Tablettes, téléphones, télévision… Dans les foyers, les écrans se sont installés partout, souvent entre les mains des plus jeunes. Pourtant, cette banalisation inquiète de plus en plus les spécialistes.
Mardi, cinq sociétés savantes françaises, dont la Société française de pédiatrie et celle de psychiatrie de l’enfant et de l’adolescent, ont lancé un appel clair : avant six ans, les écrans devraient être totalement proscrits pour protéger la santé des enfants.
Depuis janvier, le carnet de santé des enfants fixe un premier cadre : pas d’écran avant trois ans et, entre trois et six ans, un usage rare, encadré et réservé à des contenus éducatifs. Un début. Mais selon les experts cités par l’AFP, ce n’est pas suffisant.
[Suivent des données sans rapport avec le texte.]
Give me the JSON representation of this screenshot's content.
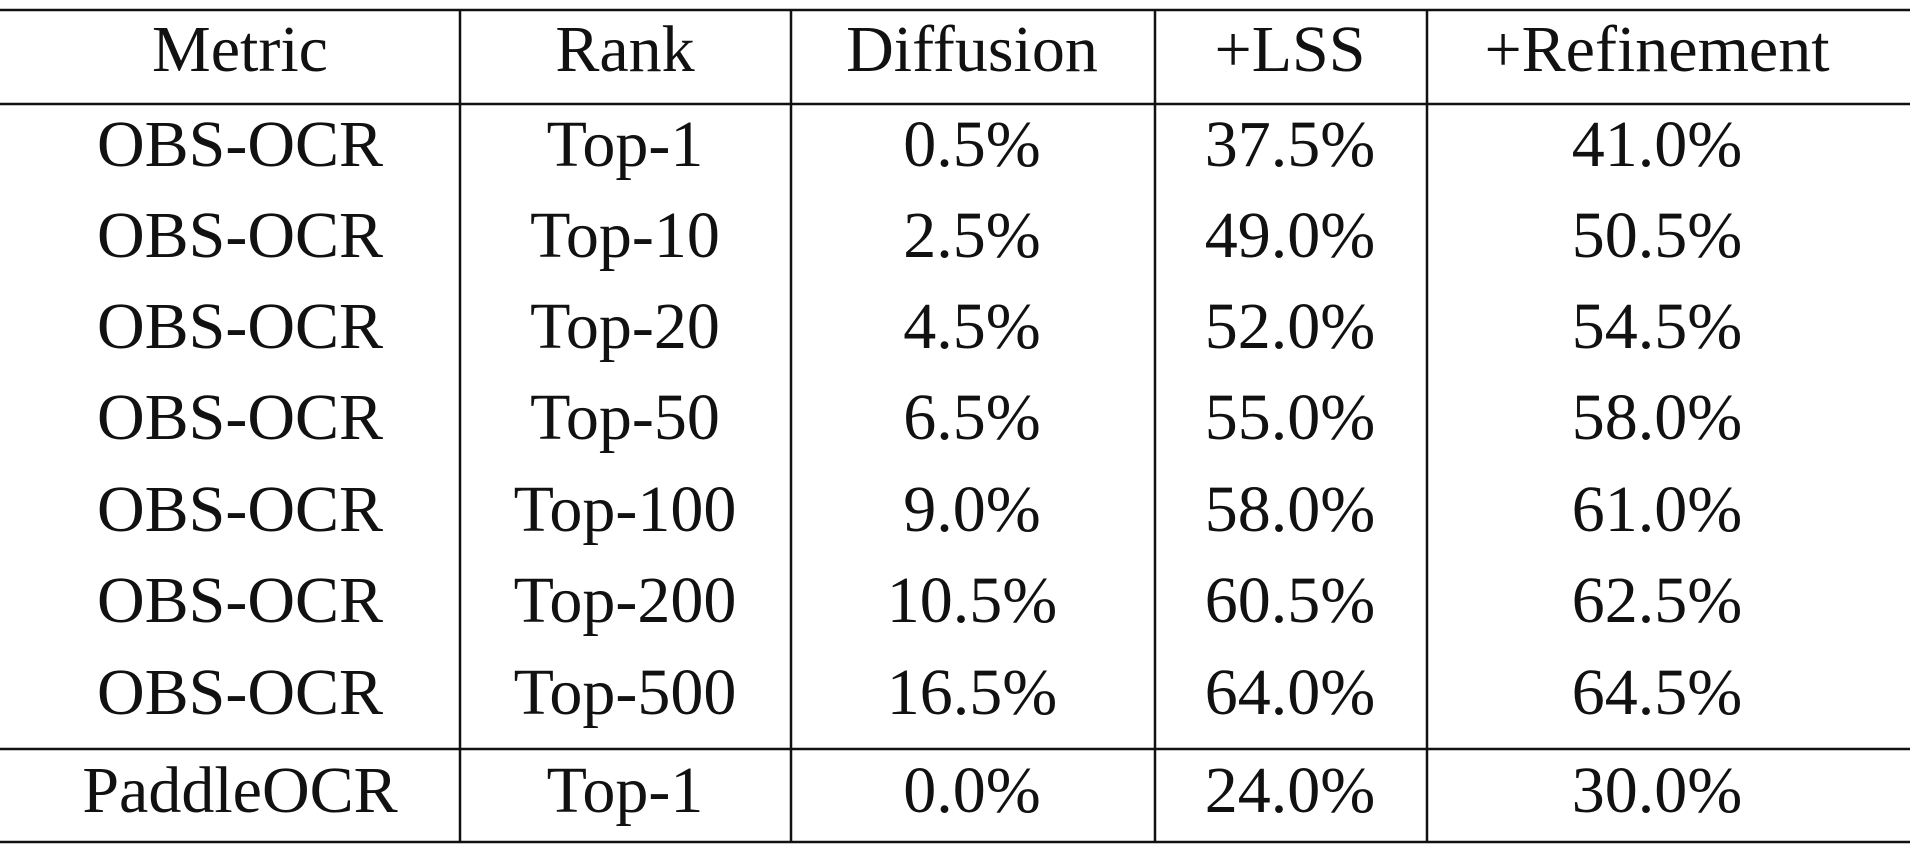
{
  "table": {
    "header": [
      "Metric",
      "Rank",
      "Diffusion",
      "+LSS",
      "+Refinement"
    ],
    "rows": [
      [
        "OBS-OCR",
        "Top-1",
        "0.5%",
        "37.5%",
        "41.0%"
      ],
      [
        "OBS-OCR",
        "Top-10",
        "2.5%",
        "49.0%",
        "50.5%"
      ],
      [
        "OBS-OCR",
        "Top-20",
        "4.5%",
        "52.0%",
        "54.5%"
      ],
      [
        "OBS-OCR",
        "Top-50",
        "6.5%",
        "55.0%",
        "58.0%"
      ],
      [
        "OBS-OCR",
        "Top-100",
        "9.0%",
        "58.0%",
        "61.0%"
      ],
      [
        "OBS-OCR",
        "Top-200",
        "10.5%",
        "60.5%",
        "62.5%"
      ],
      [
        "OBS-OCR",
        "Top-500",
        "16.5%",
        "64.0%",
        "64.5%"
      ],
      [
        "PaddleOCR",
        "Top-1",
        "0.0%",
        "24.0%",
        "30.0%"
      ]
    ]
  }
}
Face aux connaissances scientifiques actuelles, ils estiment qu’il faut aller beaucoup plus loin : zéro écran jusqu’à six ans.
“Ni la technologie de l’écran, ni ses contenus, même dits éducatifs, ne sont adaptés au cerveau d’un enfant en développement”, rappellent-ils dans une tribune.
Des séquelles visibles dès la maternelle
Le constat est partagé par ceux qui travaillent au contact des enfants. Dans les classes, les enseignants constatent des troubles de l’attention, des retards de langage, une agitation difficile à canaliser.
“On voit tout de suite la différence”, témoigne Nathalie, professeure des écoles dans la Drôme, interrogée par l’AFP. “Les enfants surexposés aux écrans ont du mal à se concentrer. Pour les garder attentifs, il faut changer d’activité toutes les quinze minutes.”
Les inégalités sociales aggravées
Si toutes les familles sont concernées, les spécialistes soulignent que l’exposition précoce est encore plus forte dans les milieux défavorisés. Résultat : les écarts de développement s’accentuent dès la petite enfance.
Or, rappellent les experts, le cerveau des enfants a besoin d’interactions humaines, de jeux libres, d’activités créatives pour se construire harmonieusement, pas d’images lumineuses défilant sur un écran.
Des appels au changement restés lettre morte
Malgré la remise d’un rapport alarmant en 2023, peu de mesures ont vu le jour. L’association Pas à Pas l’Enfant déplore l’inaction face à un risque sanitaire bien documenté. Mardi, Gabriel Attal et le pédopsychiatre Marcel Rufo ont relancé l’alerte dans une tribune, plaidant pour un “état d’urgence contre les écrans” et réclamant des mesures concrètes : création d’un “addict score”, couvre-feu numérique, et bilans d’addiction dès l’entrée au collège.
Pendant ce temps, l’Australie a interdit l’accès aux réseaux sociaux pour les moins de 16 ans.
En France, la ministre de la Santé Catherine Vautrin s’apprête à annoncer de nouvelles mesures dans les prochaines semaines, selon ses services cités par l’AFP.
Les experts ne diabolisaient pas la technologie : ils rappellent seulement qu’elle n’a pas sa place dans les premières années de la vie. Lire une histoire, jouer dehors, construire des cabanes, imaginer des mondes… Voilà ce dont les enfants ont besoin pour grandir solides.